Raw CNAPP Data: Why It Matters and the Future of Cloud Security Analytics

Security today is as much about data operations as it is about firewalls or policies. CNAPP platforms (Cloud-Native Application Protection Platforms) collect an enormous volume of telemetry from cloud environments — configurations, vulnerabilities, API calls, identity mappings, runtime events.

Most teams consume this through the vendor’s UI, pre-built dashboards, and canned alerts. While useful, this often leaves the most valuable capability underused: direct access to the raw data.

Advantages of Having Raw CNAPP Data

1. Custom Querying for Unique Threat Models

Every company has its own risk profile. By pulling raw CNAPP data into a warehouse like Snowflake or a data lake, you can write queries that match your environment, not a generic template.

• Correlate IAM changes with high-risk resource exposure.
• Detect drift in security groups tied to sensitive workloads.
• Identify unusual API patterns across multiple accounts.

At Sprinklr, Lacework pushes enriched event data into Snowflake, and our security team writes targeted SQL to surface issues specific to our platforms — things the out-of-the-box dashboards might not even consider.

2. Cost-Effective at Multi-Cloud Scale

Multi-cloud environments make licensing painfully expensive — you often pay per account, per region, or per data volume, even when you’re storing the same type of telemetry twice.

• Warehouse economics: Store once in Snowflake/BigQuery, query many times.
• Vendor UI avoidance: Skip the seat-based or feature-tier pricing traps that lock critical capabilities behind “enterprise” SKUs.
• Consolidated views: Instead of flipping between dashboards for AWS, Azure, and GCP, unify them in one query layer.

3. Faster Compliance Point-Fixes

Certain compliance violations — like open S3 buckets, unencrypted databases, or missing IAM MFA — need to be fixed as soon as they’re detected to avoid audit failure or regulatory exposure.

• With raw data, you can instantly search for all instances across accounts.
• Run ad-hoc scripts to push fixes.
• Document remediation steps for auditors in real time.

With this approach, a point-fix script can be executed immediately — no waiting for the vendor’s UI refresh cycle.

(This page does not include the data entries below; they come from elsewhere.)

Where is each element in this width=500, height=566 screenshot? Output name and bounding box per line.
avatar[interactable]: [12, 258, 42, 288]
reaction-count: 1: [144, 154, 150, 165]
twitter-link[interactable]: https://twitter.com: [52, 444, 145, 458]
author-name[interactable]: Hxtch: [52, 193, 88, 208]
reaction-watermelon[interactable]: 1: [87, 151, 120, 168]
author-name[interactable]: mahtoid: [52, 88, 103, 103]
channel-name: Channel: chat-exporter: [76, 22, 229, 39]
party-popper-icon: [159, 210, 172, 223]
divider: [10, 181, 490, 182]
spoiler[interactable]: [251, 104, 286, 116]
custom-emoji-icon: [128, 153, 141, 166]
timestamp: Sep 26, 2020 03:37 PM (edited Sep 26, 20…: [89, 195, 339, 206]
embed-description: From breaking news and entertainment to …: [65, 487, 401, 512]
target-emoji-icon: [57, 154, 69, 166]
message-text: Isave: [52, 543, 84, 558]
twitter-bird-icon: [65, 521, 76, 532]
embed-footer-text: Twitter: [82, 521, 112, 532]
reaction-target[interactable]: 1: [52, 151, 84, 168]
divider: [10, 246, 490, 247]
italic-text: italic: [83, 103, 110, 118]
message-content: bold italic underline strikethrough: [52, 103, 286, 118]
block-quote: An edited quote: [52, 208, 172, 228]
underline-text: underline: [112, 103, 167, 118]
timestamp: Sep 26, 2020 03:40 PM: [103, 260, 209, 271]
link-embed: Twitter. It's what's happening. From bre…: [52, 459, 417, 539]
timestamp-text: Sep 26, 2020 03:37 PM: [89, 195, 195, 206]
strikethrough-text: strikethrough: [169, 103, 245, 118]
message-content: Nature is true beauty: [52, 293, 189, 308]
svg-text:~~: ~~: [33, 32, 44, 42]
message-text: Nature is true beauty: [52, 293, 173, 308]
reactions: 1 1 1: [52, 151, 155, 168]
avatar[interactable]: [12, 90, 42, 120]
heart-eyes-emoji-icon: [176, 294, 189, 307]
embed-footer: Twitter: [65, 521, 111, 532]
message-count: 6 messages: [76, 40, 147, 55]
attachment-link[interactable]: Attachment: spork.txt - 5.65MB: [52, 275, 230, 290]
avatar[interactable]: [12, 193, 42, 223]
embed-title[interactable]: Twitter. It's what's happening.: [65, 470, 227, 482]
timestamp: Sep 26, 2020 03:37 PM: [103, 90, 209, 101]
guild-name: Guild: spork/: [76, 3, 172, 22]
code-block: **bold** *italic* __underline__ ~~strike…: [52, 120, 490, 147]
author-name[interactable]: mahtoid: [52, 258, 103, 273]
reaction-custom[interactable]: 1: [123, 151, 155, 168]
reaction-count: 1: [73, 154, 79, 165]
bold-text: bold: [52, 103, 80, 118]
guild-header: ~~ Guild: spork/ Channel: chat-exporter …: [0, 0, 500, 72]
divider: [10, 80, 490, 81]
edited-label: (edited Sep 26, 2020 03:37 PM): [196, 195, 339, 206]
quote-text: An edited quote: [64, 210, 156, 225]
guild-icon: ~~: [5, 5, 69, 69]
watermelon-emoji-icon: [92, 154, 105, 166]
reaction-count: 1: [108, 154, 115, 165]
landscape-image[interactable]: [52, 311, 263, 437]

4. Breach & Alert Response

When a security breach or critical alert comes in, speed matters:

• Query the full dataset, not just the subset a dashboard shows.
• Trace lateral movement by joining logs across services.
• Identify and revoke risky identities in minutes, not hours.

This turns the CNAPP from a slow “alert feed” into a real-time investigation engine.

The “What If” Scenario — Open-Source CNAPP Orchestration

Could we have an open-source CNAPP orchestration framework that:

• Ingests security data from multiple SaaS APIs and logs.
• Normalizes it into a central warehouse/lake.
• Provides a query layer and basic dashboards.
• Lets you plug in ML models or detection logic.

This could combine:

• Security Lake architectures (AWS Security Lake, GCP Chronicle).
• ETL tooling (Airbyte, dbt, Apache NiFi).
• Visualization (Superset, Metabase, Grafana).

And crucially — no vendor UI lock-in.

Closing Thoughts

Security vendors often say “security is about data”, but in practice, it’s about what you can do with that data. Raw CNAPP exports let your team:

• Cut costs in multi-cloud licensing.
• Respond to compliance violations immediately.
• Investigate breaches with full context.

At Sprinklr, our experience has been clear: owning our query layer lets us move faster, fix more precisely, and ask better questions. The next evolution could be a more open, interoperable, community-driven CNAPP pipeline — one where every security team has both the raw ingredients and the kitchen to cook their own insights.